Серафим улыбнулся. Изменился мир, но не характер тётушки. Она решительно переступила порог дома и посмотрела на Серафима долгим, изучающим взглядом, а потом обняла. И лишь спустя несколько мгновений он осторожно обнял её в ответ.
Так они и стояли. Она, прислушиваясь к ровному биению его сердца. А он – к самому себе. Эмоций не было, был только трезвый расчёт.
Как ни крути, а эти старики – его единственная родня. Кто, как не родня, поможет в беде? Не то чтобы Серафим считал бедой своё немного затруднительное положение…
– Ты не угарник, – наконец, вынесла вердикт тётушка и отстранилась от него. – Но ты больше не прежний Серафим.

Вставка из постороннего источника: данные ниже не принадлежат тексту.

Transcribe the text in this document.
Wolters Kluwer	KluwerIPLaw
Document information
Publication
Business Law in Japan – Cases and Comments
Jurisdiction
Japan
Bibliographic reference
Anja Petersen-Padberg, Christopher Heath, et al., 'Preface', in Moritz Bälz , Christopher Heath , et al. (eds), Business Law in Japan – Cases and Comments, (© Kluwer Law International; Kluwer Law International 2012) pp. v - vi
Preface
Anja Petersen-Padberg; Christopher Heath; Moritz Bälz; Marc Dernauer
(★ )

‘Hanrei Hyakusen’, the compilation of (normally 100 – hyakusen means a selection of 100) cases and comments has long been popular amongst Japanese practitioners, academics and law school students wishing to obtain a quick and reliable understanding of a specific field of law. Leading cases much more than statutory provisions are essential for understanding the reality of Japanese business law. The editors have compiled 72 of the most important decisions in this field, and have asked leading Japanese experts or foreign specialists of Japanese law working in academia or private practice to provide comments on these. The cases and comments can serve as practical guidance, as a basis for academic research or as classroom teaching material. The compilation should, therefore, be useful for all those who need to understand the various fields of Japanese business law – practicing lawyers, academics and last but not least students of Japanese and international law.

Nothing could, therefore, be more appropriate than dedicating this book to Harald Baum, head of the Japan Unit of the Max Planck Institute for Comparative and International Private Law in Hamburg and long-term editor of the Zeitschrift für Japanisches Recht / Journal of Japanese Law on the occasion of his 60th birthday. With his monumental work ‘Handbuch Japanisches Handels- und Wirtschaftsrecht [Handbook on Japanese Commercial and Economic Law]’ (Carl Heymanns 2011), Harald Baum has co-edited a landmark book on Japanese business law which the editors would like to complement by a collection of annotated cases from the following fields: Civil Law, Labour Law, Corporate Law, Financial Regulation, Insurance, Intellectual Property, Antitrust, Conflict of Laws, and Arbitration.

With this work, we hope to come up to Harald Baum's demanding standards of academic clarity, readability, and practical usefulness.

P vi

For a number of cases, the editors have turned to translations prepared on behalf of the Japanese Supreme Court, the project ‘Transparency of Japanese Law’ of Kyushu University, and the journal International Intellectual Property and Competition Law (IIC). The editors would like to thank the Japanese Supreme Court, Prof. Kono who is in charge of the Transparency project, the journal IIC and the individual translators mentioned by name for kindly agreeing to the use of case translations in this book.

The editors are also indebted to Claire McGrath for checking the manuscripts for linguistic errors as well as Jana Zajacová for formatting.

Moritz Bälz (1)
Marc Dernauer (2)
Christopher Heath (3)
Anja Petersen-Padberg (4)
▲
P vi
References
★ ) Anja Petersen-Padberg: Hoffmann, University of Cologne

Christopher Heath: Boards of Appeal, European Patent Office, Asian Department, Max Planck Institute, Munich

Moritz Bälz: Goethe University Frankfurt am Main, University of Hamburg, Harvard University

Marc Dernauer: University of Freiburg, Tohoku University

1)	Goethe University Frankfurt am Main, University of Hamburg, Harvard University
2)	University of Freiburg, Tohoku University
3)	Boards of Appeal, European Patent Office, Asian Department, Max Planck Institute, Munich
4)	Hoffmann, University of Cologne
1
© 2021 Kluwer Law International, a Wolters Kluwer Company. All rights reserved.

В ответ он пожал плечами, а потом попросил:
– Мне бы поесть. Десять лет во рту маковой росинки не было.
– В дом не пущу, – сказала тётушка строго. – Пока тепло, жить будешь в бане, а там решим.
Серафим удовлетворённо кивнул. Прагматизм этой женщины был ему понятен, а забота даже приятна.
– Еду сейчас вынесу прямо сюда. Гордей, включи свет!
Старик вздохнул и потянулся к стене. Послышался щелчок, и над дверью зажглась лампочка.
– Электричество? Здесь? – Серафим удивлённо приподнял брови.
– Десять лет прошло, мой мальчик. – Тётушка снова окинула его внимательным взглядом, а потом сказала: – Я рада, что ты вернулся!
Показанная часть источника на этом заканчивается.